The tapestry becomes a canvas in which multiple figures and historical references converge, from Baroque gouaches to nineteenth century paintings and indigenous mythological iconographies. There are silhouettes taken from Un viajero virreinal¡: Acuarelas inéditas de la sociedad rioplatense [A Traveller in the Viceroyalty: Unseen Watercolours from River Plate Society], a catalogue which —like the exhibition of the same name staged at the National Museum of Fine Arts in Buenos Aires in 2015–2016— contains iconographic seventeenth and eighteenth centuries works from the 'customs and traditions' genre, one of the first shows of its kind from the River Plate Viceroyalty. There are also many references to the naturalist painting of the nineteenth-century and fragments of the Juan Manuel Blanes' allegorical painting La cautiva [The Captive] —a romantic depiction of the myth of Lucía Miranda painted around 1880— as well as images of Indians on horseback taken from La vuelta del malón [Returning from the Raid], by painter Ángel Della Valle, another example of academicist painting centring on the same legend, which was among the first works to employ it as an exaltation of the national spirit. As well as this iconography, there are mythological animals and creatures such as the Ao Ao, drawn from Guarani lore.

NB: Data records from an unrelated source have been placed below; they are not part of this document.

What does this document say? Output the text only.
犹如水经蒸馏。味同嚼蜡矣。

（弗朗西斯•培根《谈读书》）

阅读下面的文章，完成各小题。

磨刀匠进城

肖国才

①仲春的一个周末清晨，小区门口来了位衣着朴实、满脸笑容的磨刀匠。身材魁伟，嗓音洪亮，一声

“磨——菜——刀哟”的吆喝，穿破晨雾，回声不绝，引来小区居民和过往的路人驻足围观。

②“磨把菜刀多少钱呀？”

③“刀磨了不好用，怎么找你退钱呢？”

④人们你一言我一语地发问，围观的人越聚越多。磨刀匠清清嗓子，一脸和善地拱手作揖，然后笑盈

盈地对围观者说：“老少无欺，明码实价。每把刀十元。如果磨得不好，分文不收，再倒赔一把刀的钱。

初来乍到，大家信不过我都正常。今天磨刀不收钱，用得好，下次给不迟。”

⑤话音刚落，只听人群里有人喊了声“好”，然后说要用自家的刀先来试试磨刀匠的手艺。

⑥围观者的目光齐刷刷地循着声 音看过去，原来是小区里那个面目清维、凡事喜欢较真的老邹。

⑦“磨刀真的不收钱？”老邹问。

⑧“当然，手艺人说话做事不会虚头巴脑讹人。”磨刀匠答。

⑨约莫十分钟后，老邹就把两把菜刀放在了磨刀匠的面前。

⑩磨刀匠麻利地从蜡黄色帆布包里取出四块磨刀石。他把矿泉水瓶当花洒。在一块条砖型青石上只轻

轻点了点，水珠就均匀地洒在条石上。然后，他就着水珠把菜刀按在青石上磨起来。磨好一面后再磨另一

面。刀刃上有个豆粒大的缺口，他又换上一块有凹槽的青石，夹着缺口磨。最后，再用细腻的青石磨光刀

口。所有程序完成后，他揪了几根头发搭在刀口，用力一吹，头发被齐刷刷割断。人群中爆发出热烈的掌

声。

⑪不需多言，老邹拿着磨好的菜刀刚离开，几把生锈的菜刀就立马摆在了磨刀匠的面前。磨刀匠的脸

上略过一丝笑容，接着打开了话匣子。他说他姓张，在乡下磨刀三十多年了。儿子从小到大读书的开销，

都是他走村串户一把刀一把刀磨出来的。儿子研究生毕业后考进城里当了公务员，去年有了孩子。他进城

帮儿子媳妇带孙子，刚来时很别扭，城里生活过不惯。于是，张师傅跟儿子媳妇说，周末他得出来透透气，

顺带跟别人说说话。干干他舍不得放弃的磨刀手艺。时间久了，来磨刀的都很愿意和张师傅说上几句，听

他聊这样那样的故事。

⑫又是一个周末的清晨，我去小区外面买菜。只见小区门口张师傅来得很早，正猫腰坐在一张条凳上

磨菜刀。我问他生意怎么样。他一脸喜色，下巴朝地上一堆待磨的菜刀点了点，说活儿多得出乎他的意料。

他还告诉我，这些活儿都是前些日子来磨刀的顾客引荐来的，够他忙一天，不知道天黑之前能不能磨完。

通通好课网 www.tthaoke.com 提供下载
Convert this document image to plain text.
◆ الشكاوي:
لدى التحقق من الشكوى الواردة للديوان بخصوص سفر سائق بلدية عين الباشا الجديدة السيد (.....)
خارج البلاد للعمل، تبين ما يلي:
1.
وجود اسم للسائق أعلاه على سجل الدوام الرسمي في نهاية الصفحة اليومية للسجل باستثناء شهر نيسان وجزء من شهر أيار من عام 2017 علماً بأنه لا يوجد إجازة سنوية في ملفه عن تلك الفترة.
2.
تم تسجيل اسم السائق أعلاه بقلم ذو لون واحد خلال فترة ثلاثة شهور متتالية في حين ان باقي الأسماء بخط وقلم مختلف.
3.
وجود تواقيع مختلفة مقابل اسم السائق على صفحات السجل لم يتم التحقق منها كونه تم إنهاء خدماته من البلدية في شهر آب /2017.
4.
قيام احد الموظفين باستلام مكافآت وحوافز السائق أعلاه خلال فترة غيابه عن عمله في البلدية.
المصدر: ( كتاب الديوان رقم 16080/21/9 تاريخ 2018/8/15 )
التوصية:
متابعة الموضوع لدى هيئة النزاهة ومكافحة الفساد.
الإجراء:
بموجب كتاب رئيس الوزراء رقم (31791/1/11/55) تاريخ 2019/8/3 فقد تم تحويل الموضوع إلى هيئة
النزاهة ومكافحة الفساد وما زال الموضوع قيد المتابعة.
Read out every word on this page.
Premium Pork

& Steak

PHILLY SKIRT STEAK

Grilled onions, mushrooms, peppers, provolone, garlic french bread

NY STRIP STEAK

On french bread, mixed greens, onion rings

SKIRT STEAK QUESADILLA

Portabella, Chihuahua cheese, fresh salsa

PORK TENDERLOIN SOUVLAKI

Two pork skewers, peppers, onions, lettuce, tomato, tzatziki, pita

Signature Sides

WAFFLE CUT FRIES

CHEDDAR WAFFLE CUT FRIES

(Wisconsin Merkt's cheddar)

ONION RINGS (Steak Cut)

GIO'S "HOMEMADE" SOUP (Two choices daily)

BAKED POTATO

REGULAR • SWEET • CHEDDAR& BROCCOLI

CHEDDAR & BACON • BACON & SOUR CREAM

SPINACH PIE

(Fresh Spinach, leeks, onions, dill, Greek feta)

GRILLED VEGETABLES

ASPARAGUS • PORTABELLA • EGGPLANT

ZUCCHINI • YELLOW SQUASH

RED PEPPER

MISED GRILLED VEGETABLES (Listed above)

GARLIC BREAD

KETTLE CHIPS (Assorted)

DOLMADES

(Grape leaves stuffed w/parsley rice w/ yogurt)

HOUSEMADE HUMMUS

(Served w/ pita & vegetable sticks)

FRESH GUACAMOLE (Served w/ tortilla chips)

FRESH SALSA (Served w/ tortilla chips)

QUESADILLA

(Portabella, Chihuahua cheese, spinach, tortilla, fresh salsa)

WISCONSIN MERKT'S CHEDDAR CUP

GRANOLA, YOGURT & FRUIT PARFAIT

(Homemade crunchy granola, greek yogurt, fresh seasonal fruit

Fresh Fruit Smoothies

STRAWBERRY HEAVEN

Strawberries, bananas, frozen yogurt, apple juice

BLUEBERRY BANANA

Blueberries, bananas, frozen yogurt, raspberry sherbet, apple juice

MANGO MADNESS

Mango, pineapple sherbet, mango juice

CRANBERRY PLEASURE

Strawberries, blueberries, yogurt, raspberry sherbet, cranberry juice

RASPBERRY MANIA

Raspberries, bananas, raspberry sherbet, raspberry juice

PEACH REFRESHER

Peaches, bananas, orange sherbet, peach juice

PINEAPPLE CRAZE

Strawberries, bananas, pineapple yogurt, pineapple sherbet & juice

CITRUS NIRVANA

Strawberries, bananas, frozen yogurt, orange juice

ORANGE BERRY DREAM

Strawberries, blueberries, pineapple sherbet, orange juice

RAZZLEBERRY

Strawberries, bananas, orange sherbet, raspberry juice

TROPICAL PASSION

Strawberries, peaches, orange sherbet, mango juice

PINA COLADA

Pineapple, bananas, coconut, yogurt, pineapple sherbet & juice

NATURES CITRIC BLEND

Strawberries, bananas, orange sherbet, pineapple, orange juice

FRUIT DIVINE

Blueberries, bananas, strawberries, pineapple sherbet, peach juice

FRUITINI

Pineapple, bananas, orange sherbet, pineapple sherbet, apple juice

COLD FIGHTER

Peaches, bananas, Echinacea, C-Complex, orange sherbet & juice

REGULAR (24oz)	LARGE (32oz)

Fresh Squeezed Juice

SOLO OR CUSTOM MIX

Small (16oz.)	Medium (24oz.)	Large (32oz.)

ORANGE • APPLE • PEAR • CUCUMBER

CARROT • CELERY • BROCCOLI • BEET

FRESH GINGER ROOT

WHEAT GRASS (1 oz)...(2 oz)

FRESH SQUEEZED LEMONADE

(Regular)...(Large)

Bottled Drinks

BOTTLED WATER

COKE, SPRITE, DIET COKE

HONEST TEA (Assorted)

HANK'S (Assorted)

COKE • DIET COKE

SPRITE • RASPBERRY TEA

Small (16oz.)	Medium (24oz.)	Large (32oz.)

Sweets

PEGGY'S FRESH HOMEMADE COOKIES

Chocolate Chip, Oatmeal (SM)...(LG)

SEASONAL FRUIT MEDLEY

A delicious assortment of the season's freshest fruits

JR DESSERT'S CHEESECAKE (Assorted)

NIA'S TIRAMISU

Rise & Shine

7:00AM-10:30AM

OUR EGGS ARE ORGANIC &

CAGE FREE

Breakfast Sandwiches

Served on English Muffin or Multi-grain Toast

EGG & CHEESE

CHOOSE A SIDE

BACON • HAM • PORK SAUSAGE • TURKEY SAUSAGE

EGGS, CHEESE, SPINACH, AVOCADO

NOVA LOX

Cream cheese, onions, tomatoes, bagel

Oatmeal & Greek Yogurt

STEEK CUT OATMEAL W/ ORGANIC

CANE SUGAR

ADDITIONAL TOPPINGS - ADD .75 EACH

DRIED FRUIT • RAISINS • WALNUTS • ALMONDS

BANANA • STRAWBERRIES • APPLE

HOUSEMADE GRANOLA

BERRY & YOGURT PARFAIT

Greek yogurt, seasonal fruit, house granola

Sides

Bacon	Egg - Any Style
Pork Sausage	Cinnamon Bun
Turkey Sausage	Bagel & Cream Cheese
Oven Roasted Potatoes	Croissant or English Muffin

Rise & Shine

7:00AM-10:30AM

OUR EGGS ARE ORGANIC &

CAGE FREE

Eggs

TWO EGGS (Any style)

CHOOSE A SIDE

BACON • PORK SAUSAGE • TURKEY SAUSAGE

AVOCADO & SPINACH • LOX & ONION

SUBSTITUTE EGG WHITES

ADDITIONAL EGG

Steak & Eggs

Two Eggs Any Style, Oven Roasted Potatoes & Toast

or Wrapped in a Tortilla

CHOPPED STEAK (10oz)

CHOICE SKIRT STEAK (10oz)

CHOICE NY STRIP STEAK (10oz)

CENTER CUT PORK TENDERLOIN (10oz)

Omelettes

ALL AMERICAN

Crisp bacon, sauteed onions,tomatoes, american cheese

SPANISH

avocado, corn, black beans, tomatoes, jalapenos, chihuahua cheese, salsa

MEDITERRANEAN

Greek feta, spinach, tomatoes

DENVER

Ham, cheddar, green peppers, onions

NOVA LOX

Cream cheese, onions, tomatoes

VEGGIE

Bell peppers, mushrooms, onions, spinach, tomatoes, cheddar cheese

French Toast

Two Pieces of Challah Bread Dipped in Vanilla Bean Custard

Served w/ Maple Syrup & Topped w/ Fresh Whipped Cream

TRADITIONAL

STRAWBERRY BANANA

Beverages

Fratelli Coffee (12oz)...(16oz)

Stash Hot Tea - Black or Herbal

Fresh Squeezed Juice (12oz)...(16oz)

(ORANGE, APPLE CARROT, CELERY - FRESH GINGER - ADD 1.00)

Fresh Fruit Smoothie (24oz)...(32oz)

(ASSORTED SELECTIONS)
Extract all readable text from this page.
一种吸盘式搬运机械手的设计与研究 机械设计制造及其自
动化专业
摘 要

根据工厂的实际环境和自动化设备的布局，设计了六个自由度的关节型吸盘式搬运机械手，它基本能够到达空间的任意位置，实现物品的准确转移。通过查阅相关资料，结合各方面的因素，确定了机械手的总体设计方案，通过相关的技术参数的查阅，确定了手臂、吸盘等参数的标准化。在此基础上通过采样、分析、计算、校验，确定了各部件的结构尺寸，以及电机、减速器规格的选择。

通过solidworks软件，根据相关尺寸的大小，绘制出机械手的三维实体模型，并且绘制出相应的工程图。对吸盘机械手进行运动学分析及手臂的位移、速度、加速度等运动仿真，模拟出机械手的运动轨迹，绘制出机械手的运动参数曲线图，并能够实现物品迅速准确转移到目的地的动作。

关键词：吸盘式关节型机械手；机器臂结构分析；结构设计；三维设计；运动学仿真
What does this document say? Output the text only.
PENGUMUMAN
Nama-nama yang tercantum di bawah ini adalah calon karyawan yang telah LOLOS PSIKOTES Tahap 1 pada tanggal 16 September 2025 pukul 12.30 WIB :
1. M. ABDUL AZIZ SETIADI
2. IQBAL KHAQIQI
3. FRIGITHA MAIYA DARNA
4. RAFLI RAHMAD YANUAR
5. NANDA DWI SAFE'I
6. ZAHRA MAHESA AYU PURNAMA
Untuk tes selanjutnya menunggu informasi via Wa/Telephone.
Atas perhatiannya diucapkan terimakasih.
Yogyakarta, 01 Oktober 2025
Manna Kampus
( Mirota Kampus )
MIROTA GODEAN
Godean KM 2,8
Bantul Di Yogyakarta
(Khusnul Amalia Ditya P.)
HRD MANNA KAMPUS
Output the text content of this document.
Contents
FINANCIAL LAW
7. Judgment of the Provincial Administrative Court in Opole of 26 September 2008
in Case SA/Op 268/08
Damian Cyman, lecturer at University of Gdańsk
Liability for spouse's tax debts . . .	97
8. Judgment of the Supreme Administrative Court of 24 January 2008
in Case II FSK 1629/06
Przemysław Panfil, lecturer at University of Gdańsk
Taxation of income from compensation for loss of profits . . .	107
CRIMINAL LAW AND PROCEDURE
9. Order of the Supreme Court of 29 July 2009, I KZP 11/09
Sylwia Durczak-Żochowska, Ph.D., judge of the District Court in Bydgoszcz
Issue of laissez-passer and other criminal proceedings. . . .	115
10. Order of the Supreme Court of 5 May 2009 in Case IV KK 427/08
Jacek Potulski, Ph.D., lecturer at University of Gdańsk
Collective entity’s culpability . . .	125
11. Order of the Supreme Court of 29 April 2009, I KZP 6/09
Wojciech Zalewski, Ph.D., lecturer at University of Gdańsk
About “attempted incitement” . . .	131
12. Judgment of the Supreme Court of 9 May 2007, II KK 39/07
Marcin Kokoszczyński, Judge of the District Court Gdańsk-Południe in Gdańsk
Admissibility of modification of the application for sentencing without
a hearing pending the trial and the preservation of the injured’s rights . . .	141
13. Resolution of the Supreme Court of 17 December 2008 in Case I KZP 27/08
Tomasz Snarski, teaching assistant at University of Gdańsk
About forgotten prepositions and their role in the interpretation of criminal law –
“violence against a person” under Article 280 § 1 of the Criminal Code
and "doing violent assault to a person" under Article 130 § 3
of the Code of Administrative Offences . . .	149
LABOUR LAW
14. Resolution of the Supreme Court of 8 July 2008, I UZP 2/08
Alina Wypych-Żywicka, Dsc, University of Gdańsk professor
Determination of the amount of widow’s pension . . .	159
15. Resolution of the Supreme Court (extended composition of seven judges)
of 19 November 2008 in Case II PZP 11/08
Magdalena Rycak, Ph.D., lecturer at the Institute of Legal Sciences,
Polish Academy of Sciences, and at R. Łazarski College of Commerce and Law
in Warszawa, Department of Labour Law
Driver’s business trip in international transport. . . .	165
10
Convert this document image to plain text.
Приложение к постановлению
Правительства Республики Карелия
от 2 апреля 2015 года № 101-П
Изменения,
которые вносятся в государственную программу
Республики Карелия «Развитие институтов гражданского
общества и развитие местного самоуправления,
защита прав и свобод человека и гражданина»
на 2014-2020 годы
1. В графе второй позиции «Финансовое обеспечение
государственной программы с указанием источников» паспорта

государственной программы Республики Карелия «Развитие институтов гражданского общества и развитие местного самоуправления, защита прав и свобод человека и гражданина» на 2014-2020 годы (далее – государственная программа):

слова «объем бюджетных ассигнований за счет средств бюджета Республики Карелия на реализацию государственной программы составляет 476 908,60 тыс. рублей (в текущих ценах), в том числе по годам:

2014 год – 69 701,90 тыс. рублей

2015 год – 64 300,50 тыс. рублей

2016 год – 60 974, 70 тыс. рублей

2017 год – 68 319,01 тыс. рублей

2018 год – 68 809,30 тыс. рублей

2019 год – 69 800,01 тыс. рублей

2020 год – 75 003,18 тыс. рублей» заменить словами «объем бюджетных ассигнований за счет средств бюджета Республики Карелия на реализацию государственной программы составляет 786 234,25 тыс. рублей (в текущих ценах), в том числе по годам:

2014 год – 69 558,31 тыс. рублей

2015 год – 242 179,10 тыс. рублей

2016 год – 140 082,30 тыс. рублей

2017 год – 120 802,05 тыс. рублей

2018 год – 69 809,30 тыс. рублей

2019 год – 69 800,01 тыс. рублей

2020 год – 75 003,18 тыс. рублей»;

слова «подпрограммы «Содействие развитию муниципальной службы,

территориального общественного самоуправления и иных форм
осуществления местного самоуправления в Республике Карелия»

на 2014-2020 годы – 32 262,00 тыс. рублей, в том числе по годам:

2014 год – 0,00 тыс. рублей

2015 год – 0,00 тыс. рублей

Azpilicueta uses these stylistic devices to build a piece with a variegated aesthetic that evokes the complexity of Baroque art and fuses elements of colonial Europe with postmodern forms. This approach —which she calls transhistorical— reflects a fluid, dynamic conception of history. She creates a dreamlike scene, blurring the borders between the human and the non-human, the real and the mythical. Taking her inspiration from Latin American magical realism, she presents animals with human bodies, a sky that fuses with the earth and elusive characters floating among the clouds. The images in The Captive: Here's a Heart for Every Fate fragment and combine, challenging racial, speciesist, and gender-based dichotomies. Through this juxtaposition, Azpilicueta not only reconstructs and deconstructs the tale of the white captive; she also imagines a space of resistance and subversion in which dissident and fluid identities coexist.
The very title of the work, The Captive: Here's a Heart for Every Fate suggests multiple different destinies and possibilities. It is an invitation to explore the contradictions inherent in the human experience. By evoking the legend of Lucía Miranda and the multiple interpretations it has spawned over the years, Azpilicueta invites critical reflection on the construction of national identity and the colonial narratives on which it is built. The piece suggests a reconfiguration of visual culture that transcends its historical and geographical context to pose universal questions on memory, identity and resistance.